House debates
Thursday, 4 February 2010
Constituency Statements
Intergenerational Report: Disability
9:46 am
Bill Shorten (Maribyrnong, Australian Labor Party, Parliamentary Secretary for Disabilities and Children's Services) Share this | Hansard source
The Intergenerational Report, released by the Treasurer on Monday, laid out a stark challenge: how do we increase our productivity as our population ages? A big part of this challenge is how we empower the growing number of Australians living with a disability. The Australian Institute of Health and Welfare released numbers last year which show that this year there are around 1.5 million people living with a severe or profound disability and that there will be almost 2.3 million by 2030. We in this country need to stop thinking of people with a disability as charity cases or as a burden. They cannot be an afterthought. We need to recognise that people with a disability are people with skills and talents who are valuable contributors to any family, community, organisation or business. They are part of the building of this nation. Too many Australians with a disability are both poor and powerless. This is not due to their disability but due to the entrenched discrimination they experience in their daily lives. They and their carers are continually forced to make hard choices, to save every spare cent for aids and equipment, to have their lives limited both by the impairment and the community’s treatment of it.
The Rudd government has made a start and I am proud of the real improvements we are making to the lives of people with disabilities.
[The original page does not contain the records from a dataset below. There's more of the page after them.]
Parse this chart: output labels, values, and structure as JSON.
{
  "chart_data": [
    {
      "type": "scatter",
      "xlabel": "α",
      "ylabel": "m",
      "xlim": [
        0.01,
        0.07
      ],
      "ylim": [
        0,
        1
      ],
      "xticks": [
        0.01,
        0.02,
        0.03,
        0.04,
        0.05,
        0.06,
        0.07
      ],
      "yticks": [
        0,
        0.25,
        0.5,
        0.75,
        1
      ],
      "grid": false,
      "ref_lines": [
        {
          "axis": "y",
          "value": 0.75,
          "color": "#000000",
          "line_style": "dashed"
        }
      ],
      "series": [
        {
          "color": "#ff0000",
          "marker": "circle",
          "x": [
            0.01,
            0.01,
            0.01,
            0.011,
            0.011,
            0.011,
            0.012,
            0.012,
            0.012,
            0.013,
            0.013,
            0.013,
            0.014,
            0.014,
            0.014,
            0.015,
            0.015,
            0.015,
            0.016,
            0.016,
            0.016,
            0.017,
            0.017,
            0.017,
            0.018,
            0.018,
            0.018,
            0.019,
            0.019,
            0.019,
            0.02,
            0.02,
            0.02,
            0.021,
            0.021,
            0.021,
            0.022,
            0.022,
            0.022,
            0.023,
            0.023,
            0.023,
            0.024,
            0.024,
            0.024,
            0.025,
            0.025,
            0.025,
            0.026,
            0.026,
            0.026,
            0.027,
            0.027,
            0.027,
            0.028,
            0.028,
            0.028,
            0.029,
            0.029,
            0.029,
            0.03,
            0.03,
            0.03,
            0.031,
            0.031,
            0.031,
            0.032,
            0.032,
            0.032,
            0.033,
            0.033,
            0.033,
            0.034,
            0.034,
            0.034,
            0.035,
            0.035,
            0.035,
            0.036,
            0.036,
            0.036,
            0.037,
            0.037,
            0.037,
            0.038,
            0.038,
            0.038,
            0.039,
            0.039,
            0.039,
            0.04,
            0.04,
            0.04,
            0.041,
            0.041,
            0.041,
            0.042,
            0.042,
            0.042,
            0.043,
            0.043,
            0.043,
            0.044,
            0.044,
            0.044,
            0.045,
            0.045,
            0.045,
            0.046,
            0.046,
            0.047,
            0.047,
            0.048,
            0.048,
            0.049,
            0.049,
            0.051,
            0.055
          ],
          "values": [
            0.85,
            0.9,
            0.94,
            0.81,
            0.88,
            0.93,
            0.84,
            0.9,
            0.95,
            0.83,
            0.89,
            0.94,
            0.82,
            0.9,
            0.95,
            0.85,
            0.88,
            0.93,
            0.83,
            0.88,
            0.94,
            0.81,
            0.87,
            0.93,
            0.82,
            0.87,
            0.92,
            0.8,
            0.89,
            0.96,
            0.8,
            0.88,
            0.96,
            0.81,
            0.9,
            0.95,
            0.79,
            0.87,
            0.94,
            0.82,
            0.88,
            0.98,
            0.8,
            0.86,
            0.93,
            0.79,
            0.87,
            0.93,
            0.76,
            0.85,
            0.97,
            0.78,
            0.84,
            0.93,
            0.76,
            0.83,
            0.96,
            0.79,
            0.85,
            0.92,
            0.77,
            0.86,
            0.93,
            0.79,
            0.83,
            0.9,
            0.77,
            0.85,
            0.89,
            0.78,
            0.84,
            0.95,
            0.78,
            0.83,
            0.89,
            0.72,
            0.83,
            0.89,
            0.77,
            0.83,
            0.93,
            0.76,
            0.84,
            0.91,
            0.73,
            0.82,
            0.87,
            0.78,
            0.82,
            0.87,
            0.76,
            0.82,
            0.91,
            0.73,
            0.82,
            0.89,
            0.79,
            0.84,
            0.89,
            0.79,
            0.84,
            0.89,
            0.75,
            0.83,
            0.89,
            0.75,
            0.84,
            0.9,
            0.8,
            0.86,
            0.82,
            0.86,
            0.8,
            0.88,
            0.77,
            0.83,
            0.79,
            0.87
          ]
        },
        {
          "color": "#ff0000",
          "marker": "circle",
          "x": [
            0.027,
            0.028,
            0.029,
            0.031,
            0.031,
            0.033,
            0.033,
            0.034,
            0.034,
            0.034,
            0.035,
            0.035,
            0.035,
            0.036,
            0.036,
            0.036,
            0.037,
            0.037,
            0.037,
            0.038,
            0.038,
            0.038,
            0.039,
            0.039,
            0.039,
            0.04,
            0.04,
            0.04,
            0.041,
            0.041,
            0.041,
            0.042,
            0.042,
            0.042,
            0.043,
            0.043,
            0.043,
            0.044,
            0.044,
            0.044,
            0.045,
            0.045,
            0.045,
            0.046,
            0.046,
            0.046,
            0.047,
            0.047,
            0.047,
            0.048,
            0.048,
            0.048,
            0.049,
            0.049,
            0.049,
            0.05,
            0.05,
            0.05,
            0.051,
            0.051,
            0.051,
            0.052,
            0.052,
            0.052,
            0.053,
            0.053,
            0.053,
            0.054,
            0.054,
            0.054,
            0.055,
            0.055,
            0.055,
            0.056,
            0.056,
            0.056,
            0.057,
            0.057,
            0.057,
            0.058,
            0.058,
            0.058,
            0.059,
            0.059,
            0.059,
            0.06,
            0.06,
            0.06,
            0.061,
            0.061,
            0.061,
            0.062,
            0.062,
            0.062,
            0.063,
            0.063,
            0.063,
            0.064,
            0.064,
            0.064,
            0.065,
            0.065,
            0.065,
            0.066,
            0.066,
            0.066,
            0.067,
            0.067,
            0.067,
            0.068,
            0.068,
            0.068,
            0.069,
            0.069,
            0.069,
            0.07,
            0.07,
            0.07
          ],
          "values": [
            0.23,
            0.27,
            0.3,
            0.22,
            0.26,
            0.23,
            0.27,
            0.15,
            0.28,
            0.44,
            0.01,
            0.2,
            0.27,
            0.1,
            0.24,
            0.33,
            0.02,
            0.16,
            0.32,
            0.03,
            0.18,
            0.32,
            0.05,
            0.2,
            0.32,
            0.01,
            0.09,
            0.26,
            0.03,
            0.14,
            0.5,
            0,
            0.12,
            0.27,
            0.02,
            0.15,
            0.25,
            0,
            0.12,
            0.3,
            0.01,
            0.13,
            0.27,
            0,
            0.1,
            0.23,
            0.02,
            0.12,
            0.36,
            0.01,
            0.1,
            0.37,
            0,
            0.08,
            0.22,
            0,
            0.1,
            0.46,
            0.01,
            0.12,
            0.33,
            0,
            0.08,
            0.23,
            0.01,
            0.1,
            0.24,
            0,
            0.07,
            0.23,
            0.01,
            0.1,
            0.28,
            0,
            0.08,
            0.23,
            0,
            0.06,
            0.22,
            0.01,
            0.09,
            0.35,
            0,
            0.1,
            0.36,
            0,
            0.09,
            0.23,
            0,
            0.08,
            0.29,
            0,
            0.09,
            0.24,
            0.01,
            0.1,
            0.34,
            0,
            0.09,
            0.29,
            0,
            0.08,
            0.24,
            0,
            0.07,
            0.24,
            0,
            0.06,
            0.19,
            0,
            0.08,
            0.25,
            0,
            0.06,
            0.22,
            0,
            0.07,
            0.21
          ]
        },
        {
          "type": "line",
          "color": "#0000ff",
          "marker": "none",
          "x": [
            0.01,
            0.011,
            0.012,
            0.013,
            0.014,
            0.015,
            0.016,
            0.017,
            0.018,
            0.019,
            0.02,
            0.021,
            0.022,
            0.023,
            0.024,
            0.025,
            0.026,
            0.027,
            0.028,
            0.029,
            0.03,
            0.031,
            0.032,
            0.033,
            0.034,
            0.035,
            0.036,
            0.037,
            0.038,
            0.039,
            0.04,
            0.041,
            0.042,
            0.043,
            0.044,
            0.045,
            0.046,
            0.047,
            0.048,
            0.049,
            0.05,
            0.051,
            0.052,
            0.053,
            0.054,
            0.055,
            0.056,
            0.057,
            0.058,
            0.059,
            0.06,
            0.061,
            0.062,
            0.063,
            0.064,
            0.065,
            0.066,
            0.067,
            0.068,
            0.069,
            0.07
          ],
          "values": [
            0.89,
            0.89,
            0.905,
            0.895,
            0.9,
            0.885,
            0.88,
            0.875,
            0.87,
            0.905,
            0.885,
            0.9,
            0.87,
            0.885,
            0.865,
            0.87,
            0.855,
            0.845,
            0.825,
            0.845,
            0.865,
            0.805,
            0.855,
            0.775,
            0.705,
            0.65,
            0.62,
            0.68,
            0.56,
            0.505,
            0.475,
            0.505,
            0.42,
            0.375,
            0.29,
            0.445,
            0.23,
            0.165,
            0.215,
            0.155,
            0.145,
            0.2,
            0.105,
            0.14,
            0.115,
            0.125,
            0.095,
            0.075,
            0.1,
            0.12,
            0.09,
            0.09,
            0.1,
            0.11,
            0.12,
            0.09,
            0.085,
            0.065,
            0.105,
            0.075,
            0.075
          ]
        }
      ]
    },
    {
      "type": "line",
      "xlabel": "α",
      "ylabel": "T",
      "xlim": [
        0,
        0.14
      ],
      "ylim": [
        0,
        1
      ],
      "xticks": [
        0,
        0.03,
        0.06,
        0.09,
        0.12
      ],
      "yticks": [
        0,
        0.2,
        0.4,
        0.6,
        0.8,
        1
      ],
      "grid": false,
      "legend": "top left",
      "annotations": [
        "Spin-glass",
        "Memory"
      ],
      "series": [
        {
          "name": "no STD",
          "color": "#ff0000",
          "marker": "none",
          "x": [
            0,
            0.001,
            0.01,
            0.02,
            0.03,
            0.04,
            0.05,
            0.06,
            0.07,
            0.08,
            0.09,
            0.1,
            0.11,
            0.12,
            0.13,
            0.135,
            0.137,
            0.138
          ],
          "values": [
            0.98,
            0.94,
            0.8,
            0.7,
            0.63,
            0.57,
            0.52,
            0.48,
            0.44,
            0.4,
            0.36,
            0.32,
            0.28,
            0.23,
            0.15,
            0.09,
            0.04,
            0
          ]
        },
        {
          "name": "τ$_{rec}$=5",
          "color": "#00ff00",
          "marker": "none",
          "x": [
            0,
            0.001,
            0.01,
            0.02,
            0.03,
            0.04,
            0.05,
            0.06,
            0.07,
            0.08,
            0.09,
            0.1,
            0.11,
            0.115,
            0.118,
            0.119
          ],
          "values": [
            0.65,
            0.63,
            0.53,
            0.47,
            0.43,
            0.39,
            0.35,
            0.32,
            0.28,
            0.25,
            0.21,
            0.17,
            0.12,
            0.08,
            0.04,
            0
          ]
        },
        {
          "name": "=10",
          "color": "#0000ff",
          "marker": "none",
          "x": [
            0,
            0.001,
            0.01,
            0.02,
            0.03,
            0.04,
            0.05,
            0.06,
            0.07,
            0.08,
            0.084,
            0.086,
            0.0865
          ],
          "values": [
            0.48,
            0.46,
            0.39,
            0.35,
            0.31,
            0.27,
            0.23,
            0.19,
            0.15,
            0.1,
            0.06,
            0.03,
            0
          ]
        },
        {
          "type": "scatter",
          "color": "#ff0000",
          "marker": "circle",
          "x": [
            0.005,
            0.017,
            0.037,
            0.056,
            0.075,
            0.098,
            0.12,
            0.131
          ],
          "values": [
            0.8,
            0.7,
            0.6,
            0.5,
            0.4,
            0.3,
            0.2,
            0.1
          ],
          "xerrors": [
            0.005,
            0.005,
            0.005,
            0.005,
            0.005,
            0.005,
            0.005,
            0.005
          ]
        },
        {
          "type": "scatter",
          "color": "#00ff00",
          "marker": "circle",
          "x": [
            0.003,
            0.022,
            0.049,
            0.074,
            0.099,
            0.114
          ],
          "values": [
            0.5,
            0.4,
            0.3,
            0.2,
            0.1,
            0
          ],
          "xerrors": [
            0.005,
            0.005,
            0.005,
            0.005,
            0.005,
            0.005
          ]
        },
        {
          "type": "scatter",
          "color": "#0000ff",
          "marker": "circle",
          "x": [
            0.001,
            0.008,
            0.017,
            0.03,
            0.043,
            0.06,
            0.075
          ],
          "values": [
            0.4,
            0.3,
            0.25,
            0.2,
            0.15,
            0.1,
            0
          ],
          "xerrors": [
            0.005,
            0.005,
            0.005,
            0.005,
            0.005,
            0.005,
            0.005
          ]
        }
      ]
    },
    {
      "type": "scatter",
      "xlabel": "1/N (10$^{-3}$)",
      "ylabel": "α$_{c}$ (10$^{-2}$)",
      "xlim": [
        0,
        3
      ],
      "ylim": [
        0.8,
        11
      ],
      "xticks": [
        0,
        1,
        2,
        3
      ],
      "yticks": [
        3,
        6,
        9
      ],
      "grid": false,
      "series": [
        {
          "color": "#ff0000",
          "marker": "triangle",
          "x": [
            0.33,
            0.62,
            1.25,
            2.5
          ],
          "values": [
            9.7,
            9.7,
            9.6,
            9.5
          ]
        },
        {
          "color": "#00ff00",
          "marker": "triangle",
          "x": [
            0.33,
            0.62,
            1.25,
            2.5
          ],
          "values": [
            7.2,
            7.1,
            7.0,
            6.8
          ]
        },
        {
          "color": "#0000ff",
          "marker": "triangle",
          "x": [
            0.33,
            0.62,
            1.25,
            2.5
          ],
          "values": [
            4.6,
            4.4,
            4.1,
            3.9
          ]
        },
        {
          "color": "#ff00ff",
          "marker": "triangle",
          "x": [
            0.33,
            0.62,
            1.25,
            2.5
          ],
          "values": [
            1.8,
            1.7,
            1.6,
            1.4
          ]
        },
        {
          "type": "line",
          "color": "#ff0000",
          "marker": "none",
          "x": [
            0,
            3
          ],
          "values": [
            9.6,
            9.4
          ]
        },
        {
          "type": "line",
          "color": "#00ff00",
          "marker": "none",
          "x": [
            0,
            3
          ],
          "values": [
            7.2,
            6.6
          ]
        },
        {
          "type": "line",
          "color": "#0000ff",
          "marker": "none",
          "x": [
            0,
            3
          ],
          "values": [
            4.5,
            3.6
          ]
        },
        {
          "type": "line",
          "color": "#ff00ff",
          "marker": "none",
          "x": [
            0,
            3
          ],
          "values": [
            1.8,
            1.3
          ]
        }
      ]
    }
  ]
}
But despite this and the best efforts of thousands of carers, both paid and unpaid, the system we have throughout this nation remains a patchwork of services which is crisis driven and reactive. Australian governments at all levels spend approximately $20 billion a year in the disability welfare system. But the question is: is it enough and are we spending what we spend efficiently? It is clear to me that the current system cannot go on forever and that is why the Rudd government asked the Productivity Commission late last year to investigate a national long-term care and support scheme. This kind of scheme, which has growing support amongst people with a disability and their carers, has the potential to change the way that disability is supported in this country. It will be up to the Productivity Commission to crunch the numbers on the scheme, but I believe that it is common sense that a better system is one that intervenes early, offers support before a problem becomes a crisis and that gets people into work. This will save us a lot of money, as well as providing greater equity.
We know that disability can be acquired in an instant through a genetic twist of fate, through an accident or indeed as a consequence of ageing. What we should not have is Australian society allowing these shafts of fate to define and limit a person’s life. The Productivity Commission this year will start looking at the cost benefits and the feasibility of approaches to provide a national disability insurance system on an entitlement basis for eligible people with a severe or profound disability. It will look at a no-fault social insurance model, reflecting the shared risk of disability across the population. The detail will be complex and the system, if it were to be created, would certainly require a lot of analysis. We are not a government that will shy away from major reform, and a national disability insurance scheme would provide, once and for all, a better deal for people with a disability and their carers.